06 agosto, 2016

El verano inútil. Por Francisco Sosa Wagner



Ahora que nos encontramos en época de vacaciones es momento de cultivar la inutilidad como fuente de placer y como un medio de conocernos mejor. Espanta pensar en ese veraneante que se aburre, que no sabe qué hacer y recurre al fútbol o a dar vueltas por los canales de la televisión para “matar el tiempo”. Por cierto qué paradójica expresión esta de “matar el tiempo” a la vez muestra de valentía insensata y obligado reconocimiento de fracaso absoluto porque al tiempo, ay, no lo matamos por más cañones o drones modernos que empleemos. Es él, el Tiempo, el que nos mata a todos nosotros pues nadie en sus cabales puede ignorar que la Historia, la imponente Historia, no es sino un estuche donde el Tiempo guarda, pule y abrillanta sus zarpazos.

Montaigne sostenía que “no hay nada inútil ni siquiera la inutilidad misma”. Pero yo contradigo a mi admirado don Michel porque claro que hay cosas inútiles, solo que son las más bellas y las merecedoras de nuestro sacrificio. Un mosaico religioso que reproduce el bautismo de san Juan ¿para qué sirve? Pues probablemente para bien poco fuera de invocar una piedad vaga y dulzona. Pero ¡puede ser tan hermoso! Solo lo inútil es bello proclamó nuestro Ortega en consonancia con las meditaciones que había dedicado su maestro Heidegger a la inutilidad, conscientes ambos pensadores de lo difícil que era meter en la mollera de sus contemporáneos el placer de cultivar en la vida lo irrentable (sin por ello descuidar lo que alimenta).

En la Universidad sabemos algo de esto pues tenemos que soportar a los papanatas de muchos rectores, ministros y consejeros insistir una y otra vez en poner el sistema educativo a los pies de esa señora zafia e insufrible que es la productividad. 

Olvidando que la gran investigación, la básica, la ligada a las matemáticas o a la física, es la que permite avanzar en otras que llevan a los inventos y a los avances técnicos. Galileo o Newton eran simples curiosos, no personas obsesionadas con obtener un fruto y presentarlo en la ANECA para obtener un “proyecto de investigación”, ese gran camelo (en la mayoría de los casos) entre los grandes camelos de la actual vida universitaria e investigadora.

Y olvidando asimismo “la inesperada utilidad de las ciencias inútiles” expresión de Nuccio Ordine que ha dedicado un libro bueno y por ello inútil a este asunto.
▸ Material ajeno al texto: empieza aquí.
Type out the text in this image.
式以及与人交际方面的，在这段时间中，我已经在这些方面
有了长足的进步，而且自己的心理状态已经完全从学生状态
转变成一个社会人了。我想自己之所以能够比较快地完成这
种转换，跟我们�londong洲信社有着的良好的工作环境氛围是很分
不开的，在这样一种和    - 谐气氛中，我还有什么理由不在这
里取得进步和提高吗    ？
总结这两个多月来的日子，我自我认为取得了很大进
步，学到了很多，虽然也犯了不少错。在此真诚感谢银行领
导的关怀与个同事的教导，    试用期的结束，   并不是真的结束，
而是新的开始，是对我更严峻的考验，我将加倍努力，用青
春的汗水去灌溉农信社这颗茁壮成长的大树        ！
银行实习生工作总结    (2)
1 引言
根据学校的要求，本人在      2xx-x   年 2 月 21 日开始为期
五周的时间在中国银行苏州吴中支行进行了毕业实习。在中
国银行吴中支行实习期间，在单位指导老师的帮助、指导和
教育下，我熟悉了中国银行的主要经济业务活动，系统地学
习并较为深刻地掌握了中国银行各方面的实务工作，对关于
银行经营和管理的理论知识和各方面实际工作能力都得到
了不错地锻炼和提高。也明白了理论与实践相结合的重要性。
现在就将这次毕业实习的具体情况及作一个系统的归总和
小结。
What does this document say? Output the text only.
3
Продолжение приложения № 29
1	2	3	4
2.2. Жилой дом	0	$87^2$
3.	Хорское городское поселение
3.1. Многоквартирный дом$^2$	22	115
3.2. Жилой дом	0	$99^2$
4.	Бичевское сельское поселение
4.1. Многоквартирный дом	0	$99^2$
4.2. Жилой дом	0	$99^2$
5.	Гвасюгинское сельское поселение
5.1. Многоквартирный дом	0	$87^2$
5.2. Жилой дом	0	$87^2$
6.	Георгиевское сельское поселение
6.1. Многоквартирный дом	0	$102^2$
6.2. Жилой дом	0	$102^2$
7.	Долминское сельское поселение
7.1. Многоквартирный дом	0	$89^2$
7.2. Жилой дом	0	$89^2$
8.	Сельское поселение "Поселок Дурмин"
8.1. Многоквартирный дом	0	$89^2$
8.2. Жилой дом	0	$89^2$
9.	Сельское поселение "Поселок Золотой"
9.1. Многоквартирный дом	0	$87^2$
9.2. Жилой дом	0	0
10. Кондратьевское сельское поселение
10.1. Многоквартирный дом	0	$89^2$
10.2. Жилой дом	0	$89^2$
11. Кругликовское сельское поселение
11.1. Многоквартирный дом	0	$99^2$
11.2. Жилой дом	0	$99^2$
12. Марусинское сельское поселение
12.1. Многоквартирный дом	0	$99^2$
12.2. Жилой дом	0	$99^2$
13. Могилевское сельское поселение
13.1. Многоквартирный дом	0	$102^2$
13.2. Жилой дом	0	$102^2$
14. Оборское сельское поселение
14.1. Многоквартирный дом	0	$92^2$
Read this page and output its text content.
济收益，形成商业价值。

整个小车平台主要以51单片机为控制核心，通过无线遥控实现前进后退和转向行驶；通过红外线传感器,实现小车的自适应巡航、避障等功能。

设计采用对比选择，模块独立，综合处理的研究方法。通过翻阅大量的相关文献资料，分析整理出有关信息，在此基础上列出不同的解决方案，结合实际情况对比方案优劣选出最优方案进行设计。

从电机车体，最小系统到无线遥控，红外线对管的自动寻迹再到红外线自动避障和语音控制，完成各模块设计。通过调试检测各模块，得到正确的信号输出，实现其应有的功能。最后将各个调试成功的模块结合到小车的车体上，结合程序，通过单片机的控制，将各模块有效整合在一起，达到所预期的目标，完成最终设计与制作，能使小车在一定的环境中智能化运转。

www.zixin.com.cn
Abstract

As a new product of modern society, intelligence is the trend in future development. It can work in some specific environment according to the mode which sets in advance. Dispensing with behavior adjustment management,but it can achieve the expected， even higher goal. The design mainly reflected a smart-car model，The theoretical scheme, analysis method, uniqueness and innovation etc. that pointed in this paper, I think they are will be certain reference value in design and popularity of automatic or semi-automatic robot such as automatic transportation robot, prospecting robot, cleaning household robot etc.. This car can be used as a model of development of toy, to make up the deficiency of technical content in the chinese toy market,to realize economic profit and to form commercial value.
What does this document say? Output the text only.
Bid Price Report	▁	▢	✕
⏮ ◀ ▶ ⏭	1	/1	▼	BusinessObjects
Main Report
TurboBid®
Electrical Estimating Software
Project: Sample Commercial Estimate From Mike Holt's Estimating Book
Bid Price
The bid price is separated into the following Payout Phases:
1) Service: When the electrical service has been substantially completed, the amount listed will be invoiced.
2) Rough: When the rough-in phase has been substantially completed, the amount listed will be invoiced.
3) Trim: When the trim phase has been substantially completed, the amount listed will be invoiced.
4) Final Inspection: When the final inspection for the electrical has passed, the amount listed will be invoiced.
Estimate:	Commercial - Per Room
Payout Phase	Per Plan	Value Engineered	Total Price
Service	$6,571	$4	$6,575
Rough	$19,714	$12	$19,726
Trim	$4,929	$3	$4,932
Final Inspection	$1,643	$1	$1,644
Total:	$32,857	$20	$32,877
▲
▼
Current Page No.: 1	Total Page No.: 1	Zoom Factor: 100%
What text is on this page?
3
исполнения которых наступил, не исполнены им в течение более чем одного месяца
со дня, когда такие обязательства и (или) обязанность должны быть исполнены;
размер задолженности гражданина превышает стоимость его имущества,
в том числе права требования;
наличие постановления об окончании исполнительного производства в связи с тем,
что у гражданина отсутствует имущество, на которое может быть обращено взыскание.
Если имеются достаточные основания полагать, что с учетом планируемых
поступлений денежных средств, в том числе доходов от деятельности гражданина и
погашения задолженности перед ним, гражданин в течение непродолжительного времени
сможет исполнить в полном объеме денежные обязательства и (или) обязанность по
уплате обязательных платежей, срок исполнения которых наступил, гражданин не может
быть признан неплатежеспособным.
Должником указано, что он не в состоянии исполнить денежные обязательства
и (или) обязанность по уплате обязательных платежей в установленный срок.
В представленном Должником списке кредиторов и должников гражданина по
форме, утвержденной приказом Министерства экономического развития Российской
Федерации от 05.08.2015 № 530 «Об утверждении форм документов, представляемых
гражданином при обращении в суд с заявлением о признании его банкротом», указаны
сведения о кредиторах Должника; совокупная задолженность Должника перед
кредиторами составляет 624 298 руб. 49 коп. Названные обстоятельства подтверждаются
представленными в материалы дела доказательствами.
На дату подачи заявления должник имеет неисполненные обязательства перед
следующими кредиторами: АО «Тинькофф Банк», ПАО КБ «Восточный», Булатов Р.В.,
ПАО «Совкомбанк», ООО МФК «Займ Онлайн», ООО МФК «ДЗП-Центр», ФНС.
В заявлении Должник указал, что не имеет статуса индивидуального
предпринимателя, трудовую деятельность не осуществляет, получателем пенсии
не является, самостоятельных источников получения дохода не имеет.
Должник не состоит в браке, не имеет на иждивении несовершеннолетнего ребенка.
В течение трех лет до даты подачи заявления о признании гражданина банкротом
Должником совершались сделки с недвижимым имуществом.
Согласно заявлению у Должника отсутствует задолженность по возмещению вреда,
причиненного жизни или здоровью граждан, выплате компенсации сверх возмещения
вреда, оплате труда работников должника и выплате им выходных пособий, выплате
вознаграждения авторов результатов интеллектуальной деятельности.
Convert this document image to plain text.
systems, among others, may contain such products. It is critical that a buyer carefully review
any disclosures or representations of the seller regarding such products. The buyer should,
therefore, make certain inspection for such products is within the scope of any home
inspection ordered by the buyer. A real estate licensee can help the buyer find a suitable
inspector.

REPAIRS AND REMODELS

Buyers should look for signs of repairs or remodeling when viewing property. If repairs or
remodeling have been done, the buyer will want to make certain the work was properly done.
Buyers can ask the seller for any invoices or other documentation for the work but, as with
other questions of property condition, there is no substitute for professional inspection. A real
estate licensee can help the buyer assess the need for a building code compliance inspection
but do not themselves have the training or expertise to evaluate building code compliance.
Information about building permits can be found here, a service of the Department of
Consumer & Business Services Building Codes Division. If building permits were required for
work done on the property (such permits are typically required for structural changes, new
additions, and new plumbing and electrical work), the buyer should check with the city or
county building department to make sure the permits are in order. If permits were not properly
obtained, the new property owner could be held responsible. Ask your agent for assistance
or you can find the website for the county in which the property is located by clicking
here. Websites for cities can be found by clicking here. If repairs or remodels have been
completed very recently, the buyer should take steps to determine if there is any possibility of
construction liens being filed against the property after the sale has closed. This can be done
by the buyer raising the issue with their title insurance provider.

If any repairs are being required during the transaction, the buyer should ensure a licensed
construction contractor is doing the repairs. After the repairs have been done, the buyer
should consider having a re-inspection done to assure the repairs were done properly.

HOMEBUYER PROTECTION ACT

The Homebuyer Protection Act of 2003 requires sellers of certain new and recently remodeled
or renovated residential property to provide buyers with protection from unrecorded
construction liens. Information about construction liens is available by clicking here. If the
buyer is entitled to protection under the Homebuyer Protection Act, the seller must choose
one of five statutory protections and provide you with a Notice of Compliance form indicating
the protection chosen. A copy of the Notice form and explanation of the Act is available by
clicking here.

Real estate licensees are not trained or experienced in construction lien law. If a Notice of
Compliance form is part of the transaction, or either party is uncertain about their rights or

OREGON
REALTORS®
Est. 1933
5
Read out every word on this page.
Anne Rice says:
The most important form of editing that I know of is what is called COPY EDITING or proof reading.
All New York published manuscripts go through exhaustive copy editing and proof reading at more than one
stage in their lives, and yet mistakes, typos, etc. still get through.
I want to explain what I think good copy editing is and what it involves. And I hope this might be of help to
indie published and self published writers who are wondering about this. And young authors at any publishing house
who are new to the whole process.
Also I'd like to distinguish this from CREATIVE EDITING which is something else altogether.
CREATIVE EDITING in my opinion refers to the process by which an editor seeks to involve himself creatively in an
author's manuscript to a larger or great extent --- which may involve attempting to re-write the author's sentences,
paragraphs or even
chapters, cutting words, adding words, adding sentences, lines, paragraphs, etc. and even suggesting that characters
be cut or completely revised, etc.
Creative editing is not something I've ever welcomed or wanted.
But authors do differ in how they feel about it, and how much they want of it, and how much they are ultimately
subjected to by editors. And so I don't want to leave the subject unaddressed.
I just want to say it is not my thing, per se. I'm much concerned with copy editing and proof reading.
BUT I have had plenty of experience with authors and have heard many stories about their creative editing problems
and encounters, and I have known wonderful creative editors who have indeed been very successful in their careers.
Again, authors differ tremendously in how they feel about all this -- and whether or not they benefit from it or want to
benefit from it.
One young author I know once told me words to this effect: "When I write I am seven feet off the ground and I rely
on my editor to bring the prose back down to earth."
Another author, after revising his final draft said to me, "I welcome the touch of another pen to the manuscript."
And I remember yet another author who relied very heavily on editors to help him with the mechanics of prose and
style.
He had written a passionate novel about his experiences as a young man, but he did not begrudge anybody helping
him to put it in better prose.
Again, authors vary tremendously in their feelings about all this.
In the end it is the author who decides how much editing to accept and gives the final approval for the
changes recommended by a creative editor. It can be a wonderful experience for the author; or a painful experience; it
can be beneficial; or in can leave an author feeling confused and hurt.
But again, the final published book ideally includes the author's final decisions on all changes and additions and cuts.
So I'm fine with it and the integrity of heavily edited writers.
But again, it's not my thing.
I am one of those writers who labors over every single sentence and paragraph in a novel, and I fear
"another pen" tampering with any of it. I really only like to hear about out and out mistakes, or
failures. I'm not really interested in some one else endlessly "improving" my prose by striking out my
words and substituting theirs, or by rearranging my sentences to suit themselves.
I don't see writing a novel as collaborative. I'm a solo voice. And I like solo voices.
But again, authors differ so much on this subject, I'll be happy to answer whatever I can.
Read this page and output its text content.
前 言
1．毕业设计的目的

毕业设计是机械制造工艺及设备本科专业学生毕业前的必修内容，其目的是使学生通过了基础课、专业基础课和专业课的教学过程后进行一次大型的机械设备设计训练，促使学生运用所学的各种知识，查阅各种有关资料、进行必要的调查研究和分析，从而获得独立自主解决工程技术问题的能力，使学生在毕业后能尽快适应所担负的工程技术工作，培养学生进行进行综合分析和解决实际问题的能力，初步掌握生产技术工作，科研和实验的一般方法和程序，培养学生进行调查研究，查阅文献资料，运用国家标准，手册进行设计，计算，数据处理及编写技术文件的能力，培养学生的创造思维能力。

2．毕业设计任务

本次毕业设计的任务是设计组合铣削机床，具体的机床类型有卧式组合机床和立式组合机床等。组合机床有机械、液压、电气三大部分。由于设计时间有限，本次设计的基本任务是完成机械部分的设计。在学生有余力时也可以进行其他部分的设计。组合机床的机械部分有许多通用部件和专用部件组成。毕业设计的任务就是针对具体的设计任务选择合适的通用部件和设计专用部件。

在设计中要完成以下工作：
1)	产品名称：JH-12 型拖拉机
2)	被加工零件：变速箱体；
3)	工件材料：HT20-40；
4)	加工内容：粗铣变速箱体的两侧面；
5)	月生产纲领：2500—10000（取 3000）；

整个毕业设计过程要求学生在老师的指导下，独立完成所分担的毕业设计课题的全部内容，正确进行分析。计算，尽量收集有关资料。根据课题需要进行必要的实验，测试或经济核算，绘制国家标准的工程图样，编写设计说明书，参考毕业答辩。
Sin Marconi hoy no podríamos oír la cadena COPE (tampoco la SER, que nadie se me alborote) pero sin las investigaciones básicas sobre las ondas electromagnéticas probablemente no hubiera brillado el genio de Marconi.

Por tanto ¡vivan la inutilidad de Las Bodas de Fígaro y de las sinfonías de Haydn! ¡Viva la inutilidad de Zurbarán y sus monjes desvaídos! ¡viva la inutilidad de los relojes blandos de Dalí! ¡Arriba las naturalezas muy muertas pero no enterradas!

Y es que hay algo mejor y más sutil que el conocimiento productivo: la curiosidad crítica e impertinente. Es decir, practicar el buceo -el verano es propicio para ello- en un asunto preguntándonos y respondiéndonos libremente, con la vista puesta en sacar el pensamiento de su molicie tópica. Y, suprema finura, hacerlo molestando con irreverencia al prójimo. 

Inútil como una Sosería sería el mayor halago que podría dispensarse a estos escritos míos.